I feel as though I cannot personally relate – I have photos in my possession and have heard numerous stories my children have told me about living conditions in places in Mexico & Africa… I’ve listened to Christian sisters share specifics in testimonies of daily life in those and other ‘foreign lands’ and the effort mothers expend to simply survive from day to day. Still, I’ve not been able to sincerely relate — though I’ve sincerely attempted to grasp the reality of life for women the world over. I say women… for the simple fact that that’s who I’m relating to. Stories of men and their lives and work the world over would be another angle to which I cannot relate.
My mother tells me stories of my grandmother and her methods of cleaning, cooking, sewing, making soap, heating kettles, boiling water and doing laundry in large pots, hanging clothes by necessity – not choice – and a myriad of other things she did for her family. Her story is unrecorded… as are the stories of the lives of most all mothers the world over… mothers who got their hands dirty. Mothers who really worked hard – or mothers who really worked really hard.
In addition to the chicken we have for eggs, we’ve been raising chickens — meat birds — raising them for food. There’s been one purpose for them. Week after week they’ve been growing. We after week we’ve been taking care of them. Saturday that part of the deal ended — they lived up to their end of the bargain.
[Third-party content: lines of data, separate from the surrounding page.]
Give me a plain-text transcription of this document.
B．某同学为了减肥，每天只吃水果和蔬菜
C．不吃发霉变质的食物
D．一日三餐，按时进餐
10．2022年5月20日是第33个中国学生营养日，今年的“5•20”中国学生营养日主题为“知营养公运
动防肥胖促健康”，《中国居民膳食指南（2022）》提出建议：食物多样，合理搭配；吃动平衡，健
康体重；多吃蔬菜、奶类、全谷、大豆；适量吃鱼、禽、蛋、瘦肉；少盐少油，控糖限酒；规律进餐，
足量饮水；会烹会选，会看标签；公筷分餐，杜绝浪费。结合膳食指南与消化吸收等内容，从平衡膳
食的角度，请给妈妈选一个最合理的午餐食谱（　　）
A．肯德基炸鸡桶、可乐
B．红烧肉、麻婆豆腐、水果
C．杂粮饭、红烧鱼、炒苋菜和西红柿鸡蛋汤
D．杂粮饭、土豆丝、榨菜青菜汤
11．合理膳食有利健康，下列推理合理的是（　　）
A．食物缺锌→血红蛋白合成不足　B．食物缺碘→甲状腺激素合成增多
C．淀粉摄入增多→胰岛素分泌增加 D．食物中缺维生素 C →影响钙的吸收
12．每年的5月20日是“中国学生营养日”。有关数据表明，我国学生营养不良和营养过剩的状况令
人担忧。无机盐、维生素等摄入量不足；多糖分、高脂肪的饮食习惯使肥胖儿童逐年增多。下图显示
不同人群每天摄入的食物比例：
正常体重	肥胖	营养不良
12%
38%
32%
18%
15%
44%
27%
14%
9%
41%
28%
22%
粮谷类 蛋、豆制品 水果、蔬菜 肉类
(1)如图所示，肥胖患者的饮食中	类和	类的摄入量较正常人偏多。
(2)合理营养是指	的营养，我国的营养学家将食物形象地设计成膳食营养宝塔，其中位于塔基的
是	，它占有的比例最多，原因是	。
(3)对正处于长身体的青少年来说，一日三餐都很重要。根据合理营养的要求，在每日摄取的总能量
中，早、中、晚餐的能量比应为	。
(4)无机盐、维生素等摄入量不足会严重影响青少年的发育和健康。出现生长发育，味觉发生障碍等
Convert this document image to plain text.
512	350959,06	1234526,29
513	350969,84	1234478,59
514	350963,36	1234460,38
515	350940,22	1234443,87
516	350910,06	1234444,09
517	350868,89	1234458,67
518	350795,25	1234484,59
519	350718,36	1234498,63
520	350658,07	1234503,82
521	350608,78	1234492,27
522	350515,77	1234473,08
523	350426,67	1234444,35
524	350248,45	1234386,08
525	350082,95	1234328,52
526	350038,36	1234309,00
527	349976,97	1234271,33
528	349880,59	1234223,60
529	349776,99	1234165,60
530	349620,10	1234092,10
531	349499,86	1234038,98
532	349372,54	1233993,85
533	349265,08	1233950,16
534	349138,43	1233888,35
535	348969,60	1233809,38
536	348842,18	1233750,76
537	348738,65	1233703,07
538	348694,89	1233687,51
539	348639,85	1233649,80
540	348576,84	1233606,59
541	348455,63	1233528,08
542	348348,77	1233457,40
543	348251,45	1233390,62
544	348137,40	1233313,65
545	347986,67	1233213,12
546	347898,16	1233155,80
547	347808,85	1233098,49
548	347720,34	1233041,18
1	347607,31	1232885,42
Friends of ours graciously taught us how to handle the chickens when they lived up to their end of the deal. As I stood there, a flood of emotion washed over me – a strange mix of sadness, remorse and nausea. Then, I thought of the mothers who’ve gone before me… mothers who did whatever it took to put nutritious food on the table for their families. I thought of the mothers who didn’t have the butchering conveniences I had before me, nor the running water for the process.
Now, I wasn’t alone in this whole process, for a couple of our boys were tackling the job with sincere eagerness to do well and Wes was right there working alongside them. I’m glad our friend prayed before we began the process — I really had a terribly hard time with the initial ‘taking of a life’ and watching the helpless animal struggle for a moment. The dipping in boiling water was not as challenging and the ‘defeathering’ was even less so. Then came the moment for which I had not been prepared. You know those packets with the “giblets” in them – the neat little packages you remove from the store bought chicken or turkey? Well, there was not a neat little baggie or paper sacklet for the most inward parts of each chicken. This was clearly a challenge to my sensibilities. By the third one, I realized that this was a job that just plain needed to be done.
And then that thought came to me, once again, that mothers who have gone before me had done this innumerable times. I thought about that for quite a few moments. I smiled at the thought that I had now crossed into a new territory for myself. It was another of those accomplishments that made me a kindred spirit to those mothers who’ve gone before me… mothers who got their hands dirty.